Some techniques are listed in Further thoughts on hindering screen scraping.
If you use PHP, Bad behavior is a nice tool to help. If you don't use PHP, it can give some ideas on how to filter (see How it works page).
Incredibill's blog is giving nice tips, lists of User-agents/IP ranges to block, etc...
Here are a variety of suggestions:
Issue tokens required for redemption along with each AJAX request. Expire the tokens.
Track how many queries are coming from each client, and throttle excessive usage based on expected normal usage of your site.
Look for patterns in usage such as sequential queries, spikes in requests, or queries that occur faster than a human could conduct.
Check user-agents. Many bots don't completely replicate the user agent info of a browser, and you can eliminate programatic scraping of your data using this method.
Change the front-end component of your website to redirect to a captcha (or some other human verifying mechanism) once a request threshold is exceeded.
Modify your logic so the respsonse data is returned in a few different ways to complicate the code required to parse.
Obsfucate your client-side javascript.
Block IPs of offending clients.
Bots usually doesn't parse Javascript, so your ajax code won't be instantly executed. And if they even do, bots usually doesn't maintain sessions/cookies as well.

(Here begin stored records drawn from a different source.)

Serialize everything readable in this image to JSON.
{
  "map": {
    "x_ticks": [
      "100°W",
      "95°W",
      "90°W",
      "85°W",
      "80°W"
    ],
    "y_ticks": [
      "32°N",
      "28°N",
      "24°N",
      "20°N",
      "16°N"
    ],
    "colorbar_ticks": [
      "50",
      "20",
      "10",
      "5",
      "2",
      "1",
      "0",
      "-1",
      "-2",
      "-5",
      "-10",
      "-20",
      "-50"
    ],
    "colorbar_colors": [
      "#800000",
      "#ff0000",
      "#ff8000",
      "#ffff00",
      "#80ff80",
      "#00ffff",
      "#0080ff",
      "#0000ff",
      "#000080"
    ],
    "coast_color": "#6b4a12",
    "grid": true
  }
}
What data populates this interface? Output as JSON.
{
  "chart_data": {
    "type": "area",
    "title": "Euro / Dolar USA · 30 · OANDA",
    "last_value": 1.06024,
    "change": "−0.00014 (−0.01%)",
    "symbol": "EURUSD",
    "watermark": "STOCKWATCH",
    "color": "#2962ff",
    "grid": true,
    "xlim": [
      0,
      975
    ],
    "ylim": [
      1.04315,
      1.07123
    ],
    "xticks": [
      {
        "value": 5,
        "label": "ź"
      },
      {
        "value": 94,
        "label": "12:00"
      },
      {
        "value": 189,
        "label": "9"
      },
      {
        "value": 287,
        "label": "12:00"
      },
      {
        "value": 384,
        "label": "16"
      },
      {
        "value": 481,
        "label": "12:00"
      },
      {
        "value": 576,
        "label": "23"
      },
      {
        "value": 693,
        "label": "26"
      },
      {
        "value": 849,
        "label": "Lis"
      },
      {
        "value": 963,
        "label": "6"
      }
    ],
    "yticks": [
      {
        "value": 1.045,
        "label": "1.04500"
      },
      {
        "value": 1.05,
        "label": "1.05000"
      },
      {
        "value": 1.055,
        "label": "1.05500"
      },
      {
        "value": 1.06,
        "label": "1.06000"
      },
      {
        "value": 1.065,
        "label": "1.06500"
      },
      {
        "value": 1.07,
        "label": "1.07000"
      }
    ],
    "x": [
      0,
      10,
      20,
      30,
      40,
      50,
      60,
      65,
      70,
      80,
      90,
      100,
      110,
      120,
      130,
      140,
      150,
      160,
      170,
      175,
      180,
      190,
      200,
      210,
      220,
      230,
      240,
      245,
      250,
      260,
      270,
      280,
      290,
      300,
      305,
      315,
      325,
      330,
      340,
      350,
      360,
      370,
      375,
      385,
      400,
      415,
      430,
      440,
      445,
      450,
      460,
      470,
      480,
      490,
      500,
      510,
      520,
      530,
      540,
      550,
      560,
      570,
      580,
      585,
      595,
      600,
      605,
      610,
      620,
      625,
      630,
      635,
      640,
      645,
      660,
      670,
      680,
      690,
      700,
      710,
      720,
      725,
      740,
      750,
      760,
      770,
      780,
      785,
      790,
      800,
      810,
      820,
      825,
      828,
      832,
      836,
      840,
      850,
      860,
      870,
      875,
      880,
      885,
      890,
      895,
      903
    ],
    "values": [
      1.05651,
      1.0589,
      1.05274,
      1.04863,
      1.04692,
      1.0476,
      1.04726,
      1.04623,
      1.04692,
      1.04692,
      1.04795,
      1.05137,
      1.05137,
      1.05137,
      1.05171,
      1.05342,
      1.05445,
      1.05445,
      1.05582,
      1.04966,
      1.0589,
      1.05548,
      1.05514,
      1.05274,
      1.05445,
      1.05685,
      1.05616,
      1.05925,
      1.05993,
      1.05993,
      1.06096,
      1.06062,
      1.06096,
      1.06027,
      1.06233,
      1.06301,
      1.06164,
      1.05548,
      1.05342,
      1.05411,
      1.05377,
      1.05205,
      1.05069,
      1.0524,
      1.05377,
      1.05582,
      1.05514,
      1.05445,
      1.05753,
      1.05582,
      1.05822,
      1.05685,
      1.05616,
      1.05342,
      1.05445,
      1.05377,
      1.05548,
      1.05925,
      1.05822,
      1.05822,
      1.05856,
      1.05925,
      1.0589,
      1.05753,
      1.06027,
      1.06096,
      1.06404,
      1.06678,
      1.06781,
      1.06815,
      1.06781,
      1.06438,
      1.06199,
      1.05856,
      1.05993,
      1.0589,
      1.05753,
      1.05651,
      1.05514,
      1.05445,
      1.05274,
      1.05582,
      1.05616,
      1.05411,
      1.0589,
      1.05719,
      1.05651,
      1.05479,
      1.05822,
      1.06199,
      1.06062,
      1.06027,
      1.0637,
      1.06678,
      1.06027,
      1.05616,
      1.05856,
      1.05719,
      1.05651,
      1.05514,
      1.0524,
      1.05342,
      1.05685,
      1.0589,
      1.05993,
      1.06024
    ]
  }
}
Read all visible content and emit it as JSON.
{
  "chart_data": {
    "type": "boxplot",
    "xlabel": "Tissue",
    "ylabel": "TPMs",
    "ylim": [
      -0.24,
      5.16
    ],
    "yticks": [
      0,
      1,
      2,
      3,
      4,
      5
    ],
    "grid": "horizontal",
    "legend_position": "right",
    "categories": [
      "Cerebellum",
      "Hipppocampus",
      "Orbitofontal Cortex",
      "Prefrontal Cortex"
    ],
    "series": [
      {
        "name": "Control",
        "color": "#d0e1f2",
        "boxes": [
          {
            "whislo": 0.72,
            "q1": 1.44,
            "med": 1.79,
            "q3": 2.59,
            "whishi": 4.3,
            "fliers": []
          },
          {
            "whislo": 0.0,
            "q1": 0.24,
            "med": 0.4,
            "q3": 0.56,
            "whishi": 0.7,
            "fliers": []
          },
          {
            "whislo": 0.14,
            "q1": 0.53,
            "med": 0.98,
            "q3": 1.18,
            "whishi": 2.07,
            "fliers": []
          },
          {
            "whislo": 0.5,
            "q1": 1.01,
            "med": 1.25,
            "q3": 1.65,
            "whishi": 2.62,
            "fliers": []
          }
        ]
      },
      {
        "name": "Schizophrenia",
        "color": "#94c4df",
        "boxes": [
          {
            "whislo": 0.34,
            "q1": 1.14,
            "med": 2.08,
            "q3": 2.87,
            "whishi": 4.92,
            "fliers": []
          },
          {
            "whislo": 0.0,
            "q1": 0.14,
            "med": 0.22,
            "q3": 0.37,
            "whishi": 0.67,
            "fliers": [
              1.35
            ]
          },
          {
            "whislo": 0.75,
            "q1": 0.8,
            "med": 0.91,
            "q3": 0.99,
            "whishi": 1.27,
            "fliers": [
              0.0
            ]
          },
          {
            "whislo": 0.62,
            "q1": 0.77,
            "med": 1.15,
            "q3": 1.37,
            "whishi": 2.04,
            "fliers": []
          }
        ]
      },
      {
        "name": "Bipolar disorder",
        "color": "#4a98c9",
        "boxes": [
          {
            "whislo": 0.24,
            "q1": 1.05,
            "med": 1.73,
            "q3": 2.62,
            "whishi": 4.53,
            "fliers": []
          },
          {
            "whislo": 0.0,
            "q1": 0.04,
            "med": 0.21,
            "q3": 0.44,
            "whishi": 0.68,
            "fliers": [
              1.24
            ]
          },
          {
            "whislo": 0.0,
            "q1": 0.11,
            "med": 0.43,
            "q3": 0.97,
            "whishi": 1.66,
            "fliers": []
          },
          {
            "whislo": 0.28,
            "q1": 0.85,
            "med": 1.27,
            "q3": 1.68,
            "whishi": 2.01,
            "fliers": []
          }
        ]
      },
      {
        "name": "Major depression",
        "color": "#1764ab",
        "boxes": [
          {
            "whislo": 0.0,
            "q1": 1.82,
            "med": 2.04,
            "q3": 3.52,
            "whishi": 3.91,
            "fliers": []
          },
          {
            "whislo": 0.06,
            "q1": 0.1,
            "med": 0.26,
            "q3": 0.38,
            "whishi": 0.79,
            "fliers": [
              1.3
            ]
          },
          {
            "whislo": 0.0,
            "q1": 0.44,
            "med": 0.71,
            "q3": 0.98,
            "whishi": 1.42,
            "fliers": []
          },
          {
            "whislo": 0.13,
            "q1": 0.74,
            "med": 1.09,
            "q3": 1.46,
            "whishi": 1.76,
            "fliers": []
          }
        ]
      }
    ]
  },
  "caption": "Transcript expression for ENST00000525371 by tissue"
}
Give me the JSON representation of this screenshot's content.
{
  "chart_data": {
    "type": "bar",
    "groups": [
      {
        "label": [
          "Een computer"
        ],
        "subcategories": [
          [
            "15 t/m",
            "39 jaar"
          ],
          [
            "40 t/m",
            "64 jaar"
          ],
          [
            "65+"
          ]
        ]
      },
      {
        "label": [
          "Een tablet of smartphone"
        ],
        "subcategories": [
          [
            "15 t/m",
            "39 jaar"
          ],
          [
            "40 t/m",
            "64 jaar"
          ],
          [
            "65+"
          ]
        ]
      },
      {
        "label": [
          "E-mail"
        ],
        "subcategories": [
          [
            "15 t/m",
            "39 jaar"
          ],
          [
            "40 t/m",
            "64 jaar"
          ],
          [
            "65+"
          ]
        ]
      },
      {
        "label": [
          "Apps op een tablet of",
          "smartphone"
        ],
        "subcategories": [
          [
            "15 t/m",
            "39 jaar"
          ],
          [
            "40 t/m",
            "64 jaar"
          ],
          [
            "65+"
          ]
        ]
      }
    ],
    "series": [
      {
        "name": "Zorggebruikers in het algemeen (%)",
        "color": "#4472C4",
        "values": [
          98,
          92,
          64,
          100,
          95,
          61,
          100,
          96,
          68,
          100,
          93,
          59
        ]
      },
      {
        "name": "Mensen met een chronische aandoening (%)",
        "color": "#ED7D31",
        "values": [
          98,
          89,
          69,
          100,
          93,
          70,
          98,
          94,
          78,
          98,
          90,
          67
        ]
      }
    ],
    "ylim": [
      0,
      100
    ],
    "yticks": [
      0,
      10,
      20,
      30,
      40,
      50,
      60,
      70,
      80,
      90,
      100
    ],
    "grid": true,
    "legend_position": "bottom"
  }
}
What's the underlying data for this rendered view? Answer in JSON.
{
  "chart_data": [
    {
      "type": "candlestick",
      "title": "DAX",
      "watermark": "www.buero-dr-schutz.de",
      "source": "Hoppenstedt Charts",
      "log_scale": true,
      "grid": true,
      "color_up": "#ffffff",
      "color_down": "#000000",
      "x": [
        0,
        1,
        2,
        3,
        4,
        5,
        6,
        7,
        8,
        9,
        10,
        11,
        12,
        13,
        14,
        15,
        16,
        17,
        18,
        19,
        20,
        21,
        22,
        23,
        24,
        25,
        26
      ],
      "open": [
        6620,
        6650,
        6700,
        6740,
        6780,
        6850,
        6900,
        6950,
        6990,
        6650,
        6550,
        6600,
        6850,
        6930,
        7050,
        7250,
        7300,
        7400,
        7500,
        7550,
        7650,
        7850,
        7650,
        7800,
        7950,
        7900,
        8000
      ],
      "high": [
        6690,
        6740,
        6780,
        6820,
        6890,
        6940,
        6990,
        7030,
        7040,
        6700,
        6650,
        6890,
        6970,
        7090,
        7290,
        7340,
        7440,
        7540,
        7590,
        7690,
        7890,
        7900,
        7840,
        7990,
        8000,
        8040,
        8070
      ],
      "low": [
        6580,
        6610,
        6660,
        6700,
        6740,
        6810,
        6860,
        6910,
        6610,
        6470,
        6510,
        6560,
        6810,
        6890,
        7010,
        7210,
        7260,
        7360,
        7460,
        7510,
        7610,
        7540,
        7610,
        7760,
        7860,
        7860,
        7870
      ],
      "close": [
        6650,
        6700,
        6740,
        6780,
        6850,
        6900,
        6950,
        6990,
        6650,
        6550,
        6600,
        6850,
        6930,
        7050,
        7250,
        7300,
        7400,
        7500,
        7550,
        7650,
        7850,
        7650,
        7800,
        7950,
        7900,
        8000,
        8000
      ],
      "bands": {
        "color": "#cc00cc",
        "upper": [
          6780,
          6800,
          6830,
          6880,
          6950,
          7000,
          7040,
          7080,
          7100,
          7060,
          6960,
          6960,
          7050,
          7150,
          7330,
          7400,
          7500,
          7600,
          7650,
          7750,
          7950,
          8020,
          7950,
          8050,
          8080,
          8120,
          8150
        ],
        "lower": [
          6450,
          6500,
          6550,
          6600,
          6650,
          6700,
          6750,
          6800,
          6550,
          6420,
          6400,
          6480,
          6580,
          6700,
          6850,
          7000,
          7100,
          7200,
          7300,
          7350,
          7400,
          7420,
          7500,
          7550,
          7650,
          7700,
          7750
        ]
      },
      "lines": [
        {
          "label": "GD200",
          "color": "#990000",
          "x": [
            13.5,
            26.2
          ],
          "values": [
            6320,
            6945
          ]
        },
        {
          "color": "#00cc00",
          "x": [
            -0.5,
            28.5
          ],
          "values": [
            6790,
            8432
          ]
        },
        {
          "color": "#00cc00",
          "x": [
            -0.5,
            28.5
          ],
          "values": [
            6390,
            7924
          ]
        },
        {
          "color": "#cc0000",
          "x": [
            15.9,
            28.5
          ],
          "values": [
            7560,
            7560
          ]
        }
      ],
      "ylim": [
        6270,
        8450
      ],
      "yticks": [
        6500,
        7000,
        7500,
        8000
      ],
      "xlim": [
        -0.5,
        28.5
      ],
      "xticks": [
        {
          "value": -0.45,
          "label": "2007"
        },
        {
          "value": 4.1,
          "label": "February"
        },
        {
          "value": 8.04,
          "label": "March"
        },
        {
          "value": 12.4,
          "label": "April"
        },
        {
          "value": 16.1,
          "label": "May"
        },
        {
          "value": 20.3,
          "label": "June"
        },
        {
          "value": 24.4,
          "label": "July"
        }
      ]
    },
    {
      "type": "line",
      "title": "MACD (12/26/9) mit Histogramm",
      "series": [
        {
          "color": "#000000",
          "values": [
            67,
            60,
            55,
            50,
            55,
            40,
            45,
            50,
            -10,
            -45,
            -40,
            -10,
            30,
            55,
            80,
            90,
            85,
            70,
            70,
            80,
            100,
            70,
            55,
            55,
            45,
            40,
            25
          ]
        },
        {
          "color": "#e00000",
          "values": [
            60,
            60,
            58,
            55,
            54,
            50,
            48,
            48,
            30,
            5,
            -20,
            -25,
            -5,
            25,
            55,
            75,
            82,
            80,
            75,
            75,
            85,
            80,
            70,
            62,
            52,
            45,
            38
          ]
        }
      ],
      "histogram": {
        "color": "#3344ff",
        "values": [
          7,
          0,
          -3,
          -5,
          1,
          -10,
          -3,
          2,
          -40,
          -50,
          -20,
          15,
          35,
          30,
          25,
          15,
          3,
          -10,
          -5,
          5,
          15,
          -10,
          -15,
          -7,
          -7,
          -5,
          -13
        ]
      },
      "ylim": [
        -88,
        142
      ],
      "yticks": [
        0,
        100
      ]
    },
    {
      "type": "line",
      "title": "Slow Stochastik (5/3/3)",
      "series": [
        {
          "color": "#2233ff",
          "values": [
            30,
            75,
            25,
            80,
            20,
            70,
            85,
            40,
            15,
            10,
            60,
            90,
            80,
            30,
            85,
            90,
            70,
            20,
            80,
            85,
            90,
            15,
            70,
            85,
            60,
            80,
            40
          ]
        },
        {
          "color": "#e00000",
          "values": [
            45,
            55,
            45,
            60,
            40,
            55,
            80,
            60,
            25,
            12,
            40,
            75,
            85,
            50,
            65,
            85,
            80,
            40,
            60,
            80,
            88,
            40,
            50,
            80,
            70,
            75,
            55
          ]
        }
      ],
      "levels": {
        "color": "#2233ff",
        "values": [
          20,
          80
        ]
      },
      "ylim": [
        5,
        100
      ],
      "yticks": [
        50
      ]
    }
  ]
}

Knowing that, you could reject the request if it is invoked without a valid session/cookie (which is obviously set on the server side beforehand by the request on the parent page).
This does not protect you from human hazard though. The safest way is to restrict access to users with a login/password. If that is not your intent, well, then you have to live with the fact that it's a public application. You could of course scan logs and maintian blacklists with IP addresses and useragents, but that goes extreme.